In DHSS’s medical marijuana division’s final rule proposal, sent to the Secretary of State’s Office for printing along with an announcement for further public comment, was one rule that has many scraping their heads.

(7) Statewide Track and Trace System. (A) No entity holding a contract with the state of Missouri for a statewide track and trace system or any affiliates of that entity may sell seed-to-sale services or services related to compliance with seed-to-sale tracking regulations to a licensed or certified facility.

(B) Unless otherwise addressed or prohibited by contract or law, an entity holding a contract with the state of Missouri for a statewide track and trace system and any affiliates of that entity may charge a price to a licensed or certified facility for plant/product tracking labels, but no such price shall exceed the cost of producing the label in an amount that would create more than thirty (30) percent net profit on each label.

Seemingly contradictory to the Boeger letter and the information solution contract itself, its immediate relevance is unknown, but concerns BioTrackTHC, as they now protest the printing of the rules. The St. Louis Post-Dispatch insinuated the rule may be grounds for a potential lawsuit, but the direct application of the rule in light of the program contract is uncertain. 

Indeed, the rule itself is not relevant to the current contract. A representative from DHSS said “the 30% rule is meant to protect the industry as a price cap in the event a vendor for the statewide track and trace system is someday allowed to charge for plant tags.”



For those looking to obtain a license to grow, process, transport, or sell medical marijuana, there are a few things to take into consideration as timelines and plans are made. 

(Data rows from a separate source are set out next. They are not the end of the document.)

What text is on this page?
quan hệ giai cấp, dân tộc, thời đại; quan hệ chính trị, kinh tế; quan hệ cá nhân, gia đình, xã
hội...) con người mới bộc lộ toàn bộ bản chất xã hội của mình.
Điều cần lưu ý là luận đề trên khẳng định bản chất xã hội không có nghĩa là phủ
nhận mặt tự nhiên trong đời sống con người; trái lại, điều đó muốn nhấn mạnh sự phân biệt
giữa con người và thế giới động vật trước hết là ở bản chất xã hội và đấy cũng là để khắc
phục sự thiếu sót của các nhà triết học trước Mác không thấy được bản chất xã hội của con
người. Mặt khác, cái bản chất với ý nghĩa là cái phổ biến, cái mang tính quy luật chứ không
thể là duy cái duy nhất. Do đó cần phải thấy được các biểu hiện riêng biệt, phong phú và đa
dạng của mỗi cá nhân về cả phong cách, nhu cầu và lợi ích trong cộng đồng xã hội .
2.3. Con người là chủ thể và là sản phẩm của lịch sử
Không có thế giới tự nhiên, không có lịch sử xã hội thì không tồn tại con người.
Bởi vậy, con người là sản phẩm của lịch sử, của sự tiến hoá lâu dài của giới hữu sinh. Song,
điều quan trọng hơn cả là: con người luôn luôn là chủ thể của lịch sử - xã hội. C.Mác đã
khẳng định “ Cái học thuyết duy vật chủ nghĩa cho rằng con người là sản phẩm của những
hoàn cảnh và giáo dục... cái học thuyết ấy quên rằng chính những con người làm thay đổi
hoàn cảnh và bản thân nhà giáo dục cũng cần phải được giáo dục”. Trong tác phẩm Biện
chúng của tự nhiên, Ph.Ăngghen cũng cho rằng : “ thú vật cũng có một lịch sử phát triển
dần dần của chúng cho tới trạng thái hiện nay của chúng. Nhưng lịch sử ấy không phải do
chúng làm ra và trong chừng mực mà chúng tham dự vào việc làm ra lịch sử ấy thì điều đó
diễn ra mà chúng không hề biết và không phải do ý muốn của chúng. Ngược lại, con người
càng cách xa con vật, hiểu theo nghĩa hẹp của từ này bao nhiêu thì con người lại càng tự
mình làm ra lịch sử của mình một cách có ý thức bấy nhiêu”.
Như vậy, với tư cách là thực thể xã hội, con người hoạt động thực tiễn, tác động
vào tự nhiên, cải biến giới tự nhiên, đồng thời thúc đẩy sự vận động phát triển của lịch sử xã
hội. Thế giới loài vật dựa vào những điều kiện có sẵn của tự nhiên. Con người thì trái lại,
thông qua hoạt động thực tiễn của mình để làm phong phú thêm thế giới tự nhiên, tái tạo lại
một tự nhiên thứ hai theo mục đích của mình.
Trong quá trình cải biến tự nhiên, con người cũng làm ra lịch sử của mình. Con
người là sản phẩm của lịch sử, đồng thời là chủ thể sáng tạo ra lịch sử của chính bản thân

Metrc requires employees to complete the online training. Training can be scheduled directly with Metrc by phone or through their website after a license is obtained. After training is completed, a dispensary API key will be issued for integration into any third-party programming for program access. Once sales begin, a successful set up will give live reports to Metrc for state use. Reporting is done automatically. 



As far as the rule about tag costs goes, the Secretary of State’s Office can be predicted to make a statement on why they will not print the proposed emergency rules from DHSS or will print the rules. Within the past decade, at least one Secretary of State – Robin Carnahan – refused to print rules after a protest. 

As far as Metrc goes, the company has already met with DHSS several times to begin work on state programming.